Después de varias vueltas alrededor de la hermosa pila para estudiar el trabajo de los mejores escultores de Italia, salió del Baptisterio y subió la empinada colina hasta la Catedral. Se quedó asombrado un momento ante la fachada de mármol blanco y negro, con sus figuras magníficamente esculpidas por Giovanni Pisano, sus ventanas rosadas y el Campanile de mármol blanco y negro. Dentro del soberbio templo, el suelo era una verdadera mina de grandes lajas de mármol con incrustaciones de marquetería blanca que representaban escenas del Antiguo y Nuevo Testamento.

Y de pronto, sintió que el corazón se le encogía. Ante él estaba el altar de Bregno. Los nichos eran mucho menos profundos de lo que él había imaginado, y cada uno de ellos tenía encima una cúpula en forma de concha, donde tendrían que ir insertas las cabezas y rostros de sus estatuas, despojándolas de toda expresión. Algunos de los nichos estaban colocados a tal altura que una persona de pie en el suelo del templo no podría ver qué clase de escultura contenían.

Midió los nichos, revisó en su mente la altura de las bases sobre las que serían colocadas sus estatuas y fue en busca del sacristán.

—¡Ah! —exclamó éste al verlo—. Miguel Ángel Buonarroti… Le estábamos esperando.

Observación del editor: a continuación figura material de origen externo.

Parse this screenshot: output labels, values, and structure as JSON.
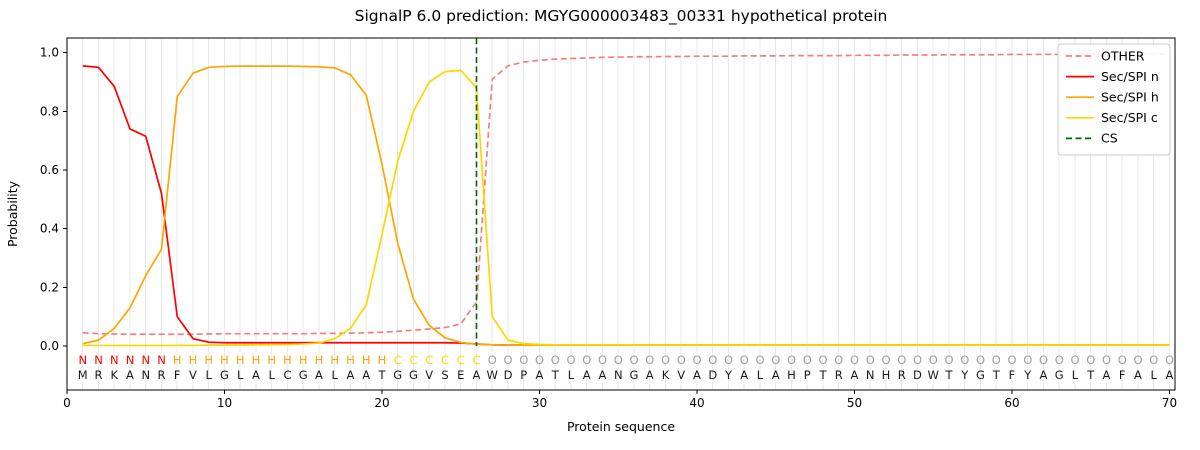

El San Francesco llegó a Roma hace unas semanas. Lo he puesto en una habitación fresca, donde está también la fragua. El cardenal Piccolomini me ha dado órdenes de que lo cuide y atienda bien. Ya tengo preparada una habitación para usted en nuestra casa, al otro lado de la plaza. Mi esposa cocina la mejor pappardelle alla lepre de toda Siena. Se chupará los dedos…

—¿Me hace el favor de llevarme a donde está el San Francesco? —pidió Miguel Ángel—. Tengo que ver cuánto trabajo falta para acabar esa estatua.

—Muy bien. Recuerde que aquí usted es el huésped del cardenal Piccolomini, y que él es nuestro hombre más ilustre…

Miguel Ángel sufrió una verdadera conmoción al ver la escultura de Torrigiani. Era una figura como de palo, sin vida, con una gran abundancia de túnicas colgantes y mantos bajo los que no era posible discernir parte alguna de un cuerpo humano vivo. Las manos carecían de venas, piel o hueso; el rostro tenía una expresión rígida, estilizada…

Juró dar al infortunado San Francesco, a quien ni siquiera los pájaros reconocerían, todo el amor y capacidad artística de que era capaz. Tendría que diseñar de nuevo toda la figura, modificar el concepto, para que el santo emergiese tal como él lo imaginaba: el más dulce de los santos. Pero primeramente dormiría aquella noche y pensaría en él. Luego llevaría allí sus materiales de dibujo y se sentaría en aquella fresca habitación con luz difusa para hurgar en su mente hasta que el San Francesco emergiese con su amor a los pobres, los abandonados, los enfermos.